Светлый фон

Кин осознал, что он не в аду и даже не в чистилище; там о нем не стали бы так заботиться. Сильной боли он не ощущал, но ему было трудно сделать глубокий вдох.

– Приходится извлекать его, как сардину из мятой банки, – произнес голос. – Кто знает, какие у него внутренние повреждения; нужно тащить его дюйм за дюймом, о'кей? Постойте, сперва натащу на него воротник.

Что-то твердое обвило шею Кина, затем чья-то рука обхватила его талию.

– Осторожно! – взвизгнул кто-то.

– Не знаю, как это сделать, – прозвучал еще один голос. – Трудно сказать, где кончается он, где начинается металл.

Кин почувствовал, что рука тянет его, и его тело переместилось. Потом наступила боль – пронизывающая, безграничная. Он закричал.
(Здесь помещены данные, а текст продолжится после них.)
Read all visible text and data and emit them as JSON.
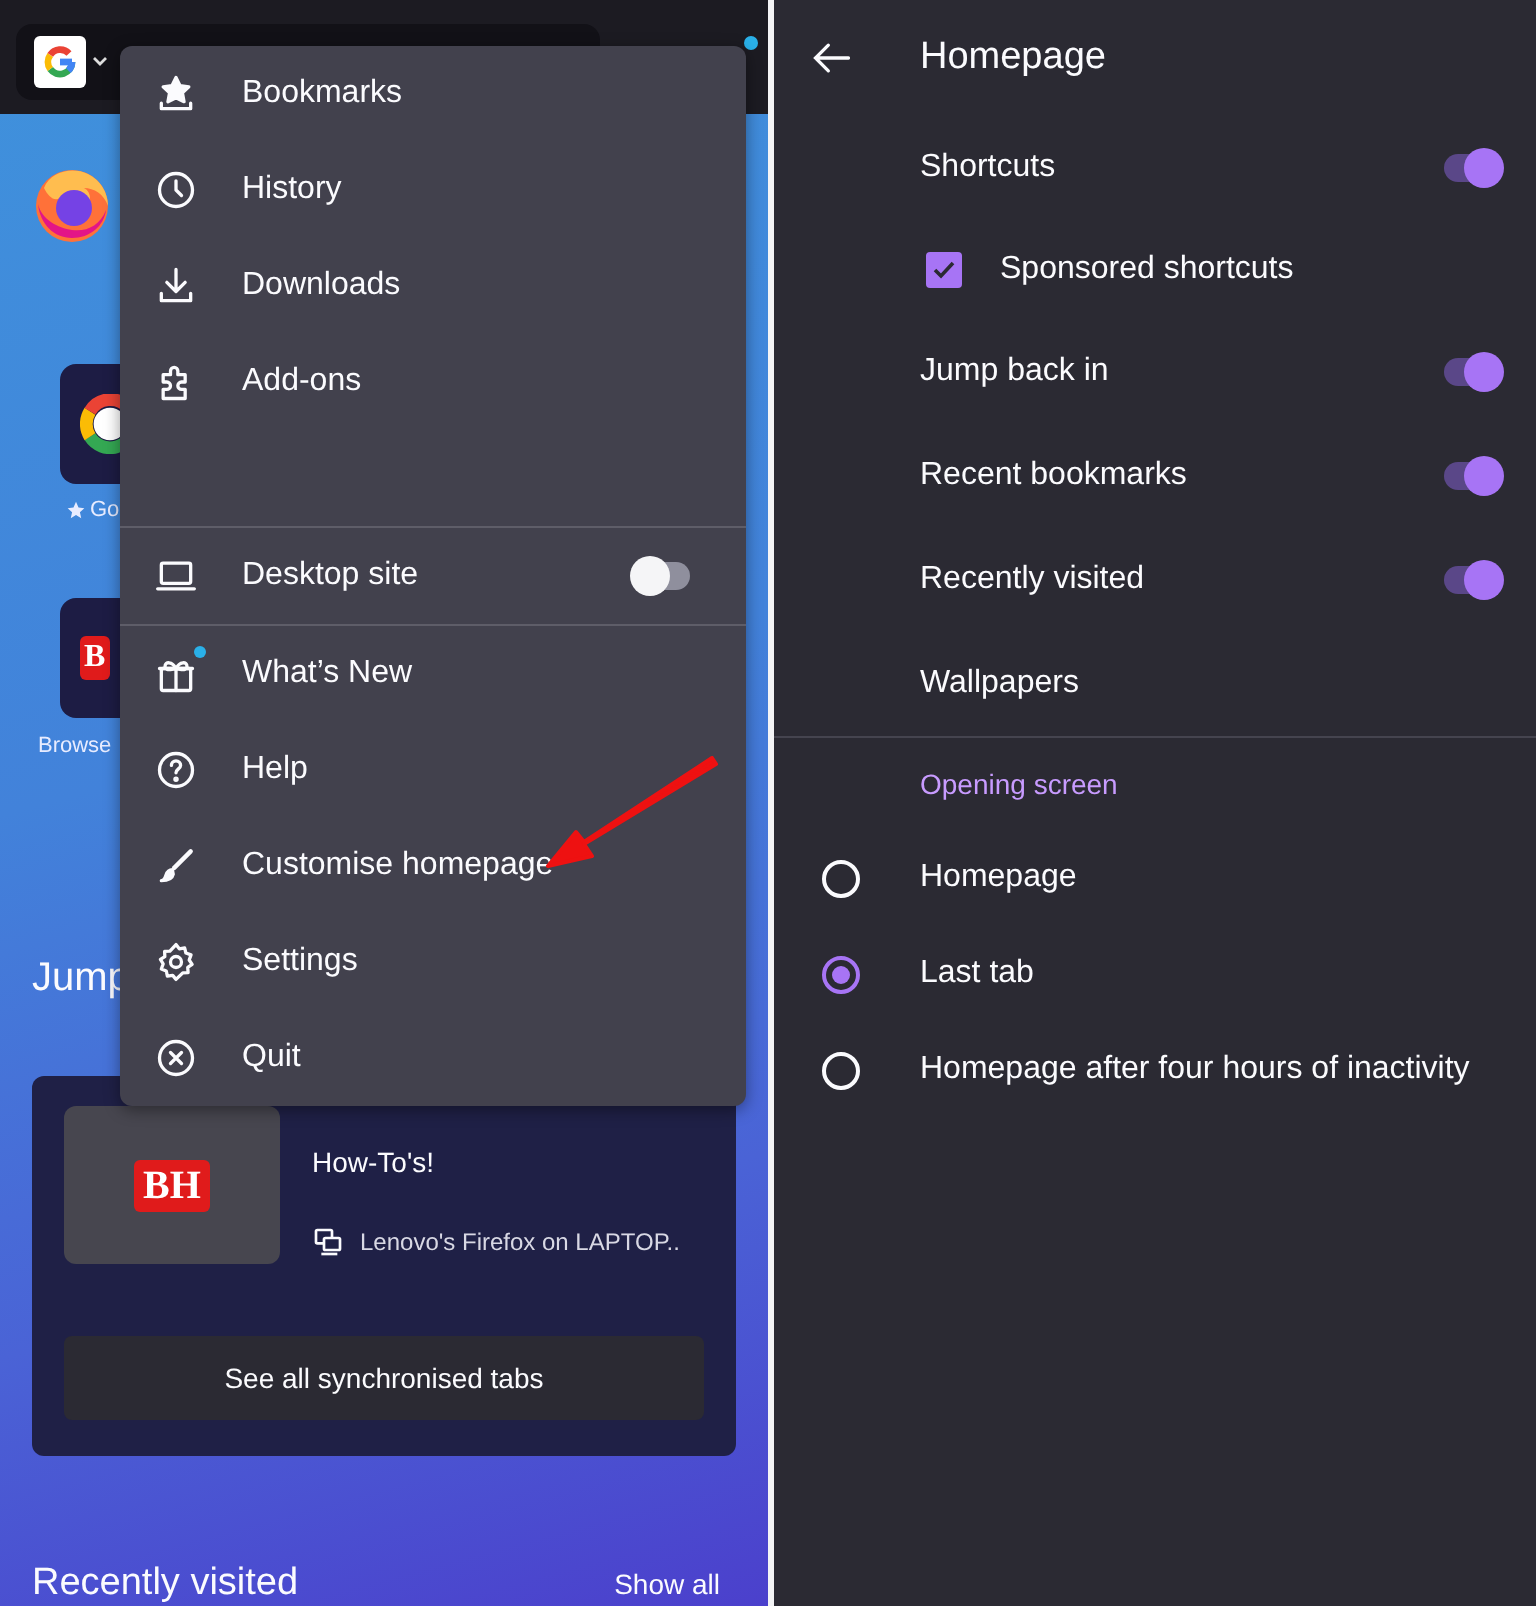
{
  "home": {
    "toolbar": {
      "notification": true
    },
    "shortcuts": [
      {
        "label": "Go"
      },
      {
        "logo": "B",
        "label": "Browse"
      }
    ],
    "jump_heading": "Jump",
    "synced_tab": {
      "logo": "BH",
      "title": "How-To's!",
      "device": "Lenovo's Firefox on LAPTOP..",
      "button": "See all synchronised tabs"
    },
    "recent": {
      "heading": "Recently visited",
      "action": "Show all"
    }
  },
  "menu": {
    "groups": [
      [
        {
          "kind": "item",
          "label": "Bookmarks",
          "badge": false
        },
        {
          "kind": "item",
          "label": "History",
          "badge": false
        },
        {
          "kind": "item",
          "label": "Downloads",
          "badge": false
        },
        {
          "kind": "item",
          "label": "Add-ons",
          "badge": false
        }
      ],
      [
        {
          "kind": "toggle",
          "label": "Desktop site",
          "badge": false,
          "on": false
        }
      ],
      [
        {
          "kind": "item",
          "label": "What’s New",
          "badge": true
        },
        {
          "kind": "item",
          "label": "Help",
          "badge": false
        },
        {
          "kind": "item",
          "label": "Customise homepage",
          "badge": false
        },
        {
          "kind": "item",
          "label": "Settings",
          "badge": false
        },
        {
          "kind": "item",
          "label": "Quit",
          "badge": false
        }
      ]
    ]
  },
  "settings": {
    "title": "Homepage",
    "rows": [
      {
        "kind": "toggle",
        "label": "Shortcuts",
        "on": true
      },
      {
        "kind": "checkbox",
        "label": "Sponsored shortcuts",
        "checked": true
      },
      {
        "kind": "toggle",
        "label": "Jump back in",
        "on": true
      },
      {
        "kind": "toggle",
        "label": "Recent bookmarks",
        "on": true
      },
      {
        "kind": "toggle",
        "label": "Recently visited",
        "on": true
      },
      {
        "kind": "link",
        "label": "Wallpapers"
      }
    ],
    "section": {
      "heading": "Opening screen",
      "options": [
        {
          "label": "Homepage",
          "selected": false
        },
        {
          "label": "Last tab",
          "selected": true
        },
        {
          "label": "Homepage after four hours of inactivity",
          "selected": false
        }
      ]
    }
  }
}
– Вот дерьмо, – сказал голос. – Его нога там зажата. Приведите-ка человека с факелом.

– Не надо, – слабо произнес Кин.

– Что? Боже, он говорит.

– О, дерьмо, – повторил кто-то. – Что же он сказал?
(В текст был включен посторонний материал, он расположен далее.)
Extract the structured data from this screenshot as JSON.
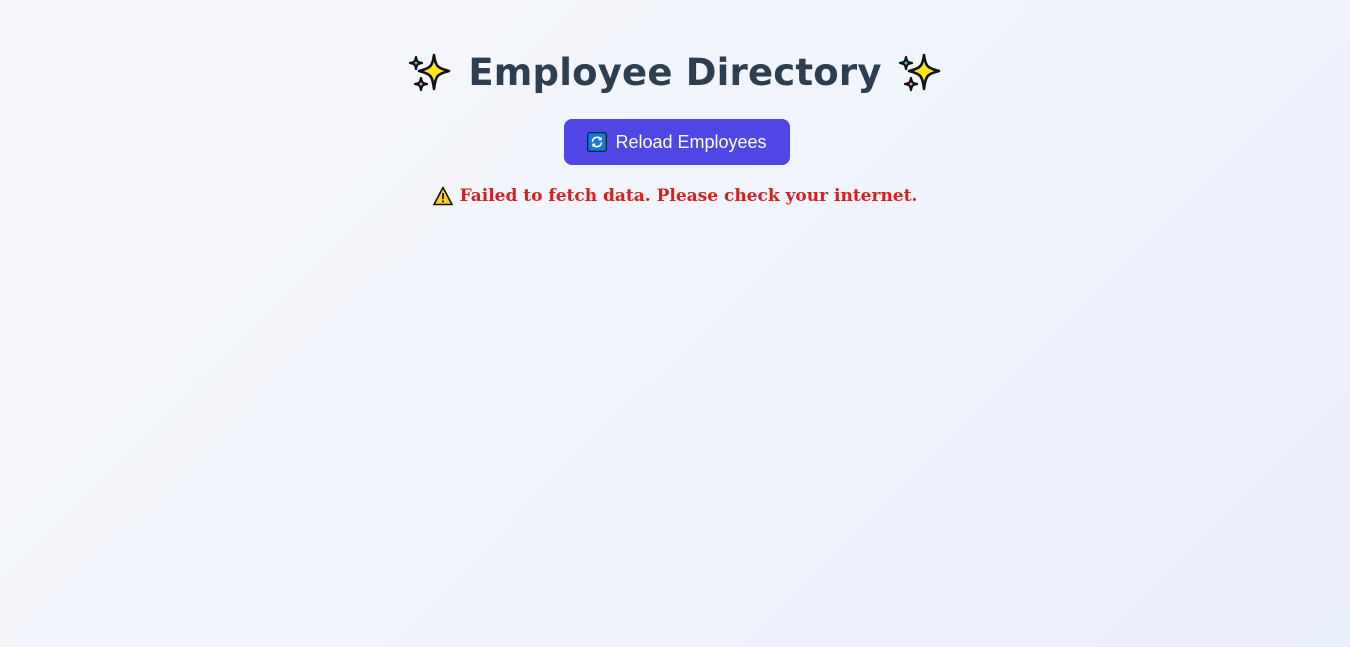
{
  "header": {
    "title": "Employee Directory",
    "left_icon": "sparkles-icon",
    "right_icon": "sparkles-icon"
  },
  "toolbar": {
    "reload_label": "Reload Employees",
    "reload_icon": "refresh-icon"
  },
  "status": {
    "error_message": "Failed to fetch data. Please check your internet.",
    "error_icon": "warning-icon"
  },
  "colors": {
    "title": "#2c3e50",
    "button_bg": "#4f46e5",
    "button_text": "#ffffff",
    "error": "#d61f1f",
    "background": "#f1f4fb"
  }
}
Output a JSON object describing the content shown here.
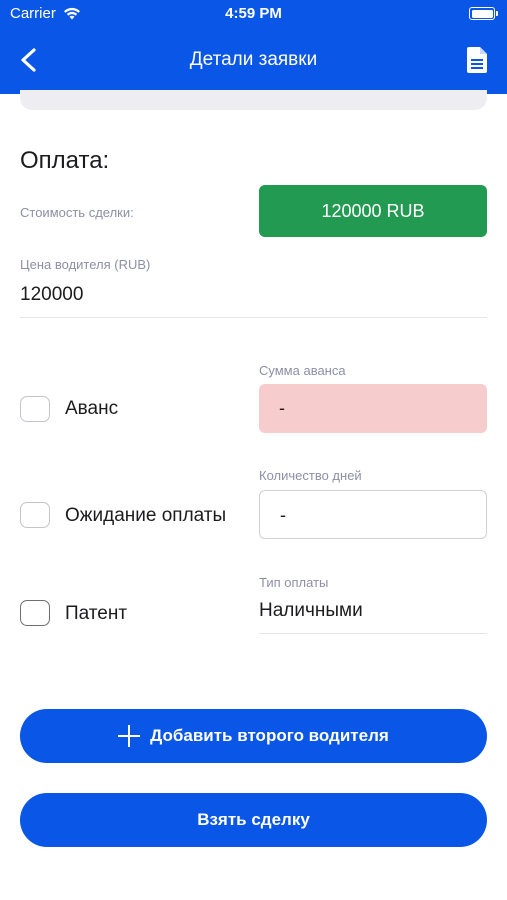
{
  "status_bar": {
    "carrier": "Carrier",
    "time": "4:59 PM"
  },
  "nav": {
    "title": "Детали заявки",
    "back_icon": "chevron-left-icon",
    "doc_icon": "document-icon"
  },
  "payment": {
    "section_title": "Оплата:",
    "deal_cost_label": "Стоимость сделки:",
    "deal_cost_value": "120000 RUB",
    "driver_price_label": "Цена водителя (RUB)",
    "driver_price_value": "120000"
  },
  "options": {
    "advance": {
      "label": "Аванс",
      "checked": false,
      "field_label": "Сумма аванса",
      "field_value": "-"
    },
    "awaiting": {
      "label": "Ожидание оплаты",
      "checked": false,
      "field_label": "Количество дней",
      "field_value": "-"
    },
    "patent": {
      "label": "Патент",
      "checked": false,
      "field_label": "Тип оплаты",
      "field_value": "Наличными"
    }
  },
  "buttons": {
    "add_driver": "Добавить второго водителя",
    "take_deal": "Взять сделку"
  },
  "colors": {
    "brand_blue": "#0a56e6",
    "success_green": "#229a52",
    "error_bg": "#f7cccc"
  }
}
– Не надо факела, – сказал Кин погромче, чувствуя запах бензина.

– Он попал в точку, Эдди. Ты всех тут взорвешь своим факелом. Надо работать ключом для открывания банок.

«Сардинка, – подумал Кин, – это я-то сардинка», Они опять его передвинули, и он отключился.

Свет был ярким, и боль во всем теле. Вокруг толпились люди, нагибаясь к нему, стаскивая с него одежду. Слышен был треск разрываемой ткани.

– Морфин! – сказал кто-то, и Кин почувствовал иглу:

– Подождите минутку, – сказал он, желая что-то внушить им, но опоздал, разлилась приятная теплота.

Очнувшись в следующий раз, он уже не собирался терять сознание. Он был один в палате, куда через жалюзи пробивался солнечный свет. Он хотел поднять руку и тронуть свое лицо, но вспыхнула боль в груди. Однако желание почесаться стало уже нестерпимым, и тогда он стал тихонечко подымать руку снова. Открылась дверь, вошла медсестра.

– О, вы пришли в себя! – воскликнула она.

– Разве? – ответил Кин: говорить было больно. – Не могу утверждать, но – возможно.

– Дайте-ка я вас приподниму. – Она стала поворачивать ручку в конце кровати.